Here’s the thing, I know family sessions are stressful. There is a lot going on. You’re worried about wardrobe, being on time, and the biggest one; your children’s behavior. They are often grumpy because they have to stop whatever monumental playtime they had going on and take pictures, wear something that is not as comfortable as the underwear and t-shirt they had been sporting and mom and dad are stressed max because their is still jelly on your face and your pants a wrinkled. Their wondering if they candy bribe is going to be worth this. No, I haven’t been to your house and watched you get ready. I know this because I have gotten my own family ready for photos shoots, I’ve watched my sister get her family ready for sessions and some of you tell me about the huge ordeal it took to get your family out the door. Yep, by the time you arrive at the location you’re ready to skip the photos because you’re thinking about putting your family up on craigslist (your spouse included). If you are saying, “yes this is me,” don’t worry, you are not alone.
But I have good news, it doesn’t have to go this way. After 3 years of photographing families I have picked up on a few things. I will say this, it won’t change the tasks you have to do, bribes may still be involved and children (and even husbands) may still be reluctant. But there is a shift, one thing that can change and it can make a world of difference. I didn’t realize how different it could be until I had a friend ask what she could do to make their experience more positive and enjoyable. I’m not sure if she felt that way, but the way the photos turned out it definitely showed on all of their faces. The three things I told her were: 1) Set really low expectations of your kids. 2) Be flexible. 3.) Engage with your kids and don’t worry about my camera.
Set Low Expectations
Kids feel the expectations, they feel the pressure. They feel it so much they are bound to crack. When I was a teacher I would put so much pressure on my students to behave for substitutes, they would often end up disappointing me, blowing it in some way. Even though they were doing their best. Kids feel our anxiety. Let them be kids. Just know, they may run from me, they may stick their tongue out at me, they may (and will) smile awkwardly. Just expect those things will happen and leave the high expectations for your photographer.
Be Flexible
Certain poses don’t work for kids, your child may want to be held the whole time, they may have a death grip on that ratty teddy bear. It’s a lot easier for adults to be flexible than for kids. And your photographer can be flexible as well. When you go with the flow, they’ll stick with you longer. When you move with your child and their quirks you have better opportunities to capture their little personality. The things you love about them most.

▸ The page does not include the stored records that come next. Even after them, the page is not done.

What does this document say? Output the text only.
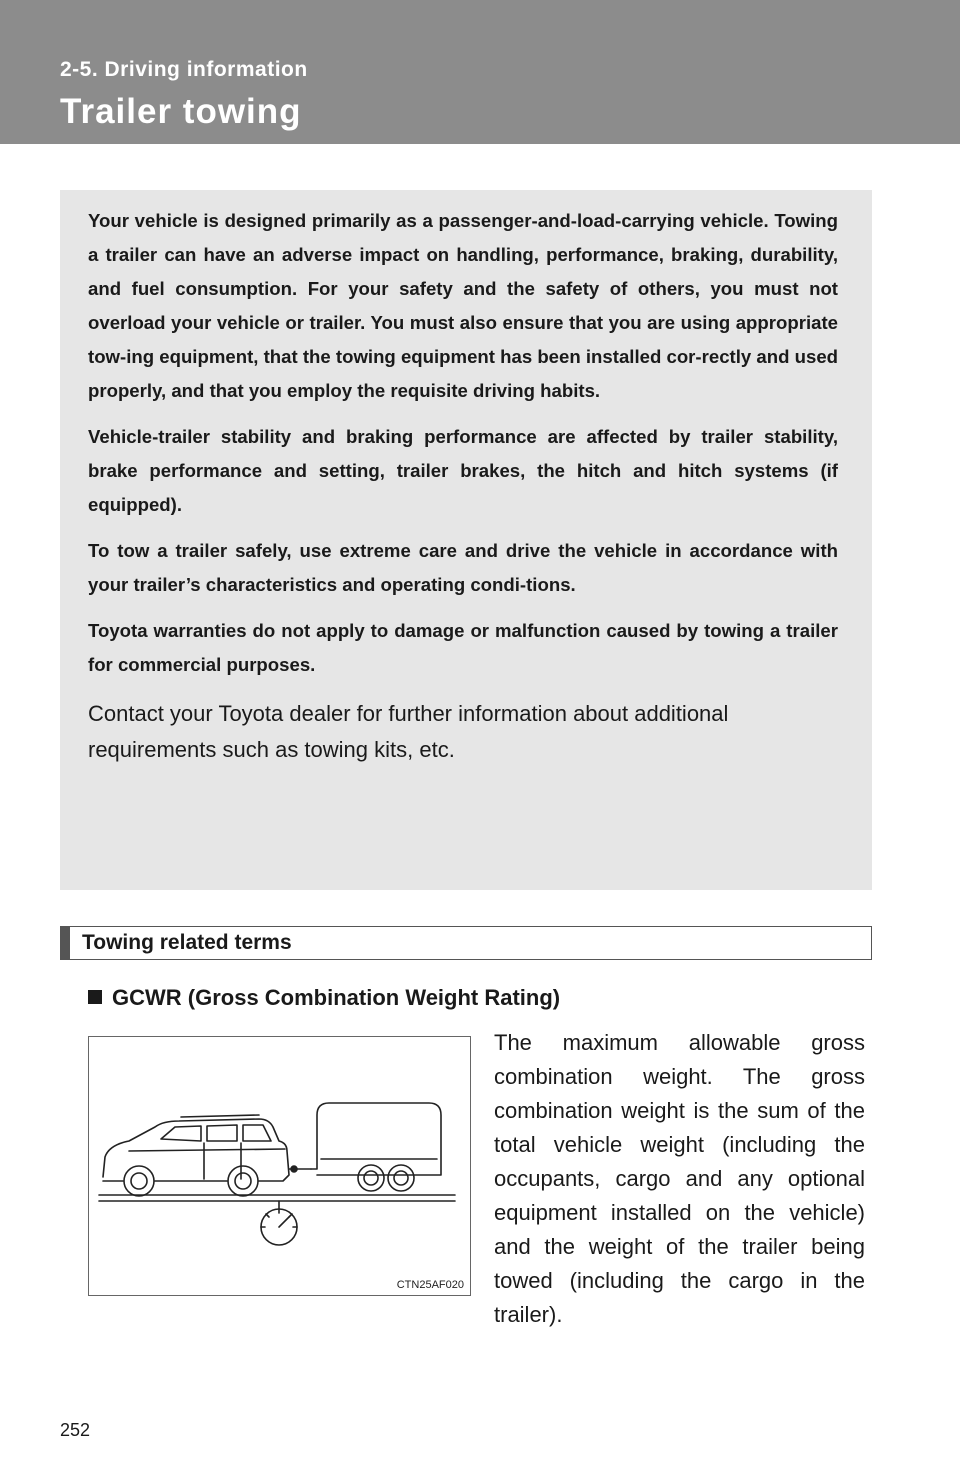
2-5. Driving information
Trailer towing

Your vehicle is designed primarily as a passenger-and-load-carrying vehicle. Towing a trailer can have an adverse impact on handling, performance, braking, durability, and fuel consumption. For your safety and the safety of others, you must not overload your vehicle or trailer. You must also ensure that you are using appropriate tow-ing equipment, that the towing equipment has been installed cor-rectly and used properly, and that you employ the requisite driving habits.

Vehicle-trailer stability and braking performance are affected by trailer stability, brake performance and setting, trailer brakes, the hitch and hitch systems (if equipped).

To tow a trailer safely, use extreme care and drive the vehicle in accordance with your trailer’s characteristics and operating condi-tions.

Toyota warranties do not apply to damage or malfunction caused by towing a trailer for commercial purposes.

Contact your Toyota dealer for further information about additional requirements such as towing kits, etc.

Towing related terms
GCWR (Gross Combination Weight Rating)
CTN25AF020
The maximum allowable gross combination weight. The gross combination weight is the sum of the total vehicle weight (including the occupants, cargo and any optional equipment installed on the vehicle) and the weight of the trailer being towed (including the cargo in the trailer).
252
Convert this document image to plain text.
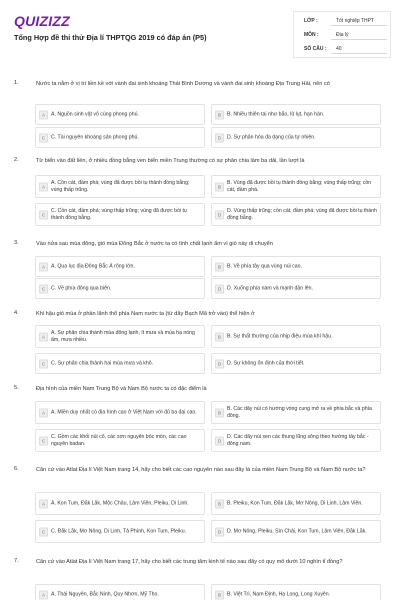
QUIZIZZ
Tổng Hợp đề thi thử Địa lí THPTQG 2019 có đáp án (P5)
LỚP :	Tốt nghiệp THPT
MÔN :	Địa lý
SỐ CÂU : 40
1.	Nước ta nằm ở vị trí liền kề với vành đai sinh khoáng Thái Bình Dương và vành đai sinh khoáng Địa Trung Hải, nên có
A	A. Nguồn sinh vật vô cùng phong phú.	B	B. Nhiều thiên tai như bão, lũ lụt, hạn hán.
C	C. Tài nguyên khoáng sản phong phú.	D	D. Sự phân hóa đa dạng của tự nhiên.
2.	Từ biển vào đất liền, ở nhiều đồng bằng ven biển miền Trung thường có sự phân chia làm ba dải, lần lượt là
A
A. Cồn cát, đầm phá; vùng đã được bồi tụ thành đồng bằng; vùng thấp trũng.	B
B. Vùng đã được bồi tụ thành đồng bằng; vùng thấp trũng; cồn cát, đầm phá.
C
C. Cồn cát, đầm phá; vùng thấp trũng; vùng đã được bồi tụ thành đồng bằng.	D
D. Vùng thấp trũng; cồn cát, đầm phá; vùng đã được bồi tụ thành đồng bằng.
3.	Vào nửa sau mùa đông, gió mùa Đông Bắc ở nước ta có tính chất lạnh ẩm vì gió này di chuyển
A	A. Qua lục địa Đông Bắc Á rộng lớn.	B	B. Về phía tây qua vùng núi cao.
C	C. Về phía đông qua biển.	D	D. Xuống phía nam và mạnh dần lên.
4.	Khi hậu gió mùa ở phần lãnh thổ phía Nam nước ta (từ dãy Bạch Mã trở vào) thể hiện ở
A
A. Sự phân chia thành mùa đông lạnh, ít mưa và mùa hạ nóng ẩm, mưa nhiều.	B	B. Sự thất thường của nhịp điệu mùa khí hậu.
C	C. Sự phân chia thành hai mùa mưa và khô.	D	D. Sự không ổn định của thời tiết.
5.	Địa hình của miền Nam Trung Bộ và Nam Bộ nước ta có đặc điểm là
A	A. Miền duy nhất có địa hình cao ở Việt Nam với đủ ba đai cao.	B
B. Các dãy núi có hướng vòng cung mở ra về phía bắc và phía đông.
C
C. Gồm các khối núi cổ, các sơn nguyên bóc mòn, các cao nguyên badan.	D
D. Các dãy núi xen các thung lũng sông theo hướng tây bắc - đông nam.
6.	Căn cứ vào Atlat Địa lí Việt Nam trang 14, hãy cho biết các cao nguyên nào sau đây là của miền Nam Trung Bộ và Nam Bộ nước ta?
A	A. Kon Tum, Đăk Lăk, Mộc Châu, Lâm Viên, Pleiku, Di Linh.	B	B. Pleiku, Kon Tum, Đăk Lăk, Mơ Nông, Di Linh, Lâm Viên.
C	C. Đăk Lăk, Mơ Nông, Di Linh, Tả Phình, Kon Tum, Pleiku.	D	D. Mơ Nông, Pleiku, Sìn Chải, Kon Tum, Lâm Viên, Đăk Lăk.
7.	Căn cứ vào Atlat Địa lí Việt Nam trang 17, hãy cho biết các trung tâm kinh tế nào sau đây có quy mô dưới 10 nghìn tỉ đồng?
A	A. Thái Nguyên, Bắc Ninh, Quy Nhơn, Mỹ Tho.	B	B. Việt Trì, Nam Định, Hạ Long, Long Xuyên.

Engage with Your Kids and Not the Camera
Okay, so this is the big one. This is the one that will bring your photos home. This is what will make your session memorable and worth it. When kids feel noticed and they feel love, their joy shows. When parents are disengaged, kids check out quick. But when your time is used to be together, to play together, to snuggle, memories will be made and so will the most beautiful photos. When I think of my own family photos I don’t want my kids to look at our photos and think; “that’s when mama was grumpy and only cared about my smile.” I want them to think; “that’s when mama made me laugh, hugged me when I fell down, and made me feel important.” Family photos are about being the family that you are, not pretending to be some other family in a picture found on a Pottery Barn shelf. Show up, be YOU, and notice one another, and your photographer will do the rest.
Deep down, this is truly what I believe you can do to have the most positive and successful experience during your family photos.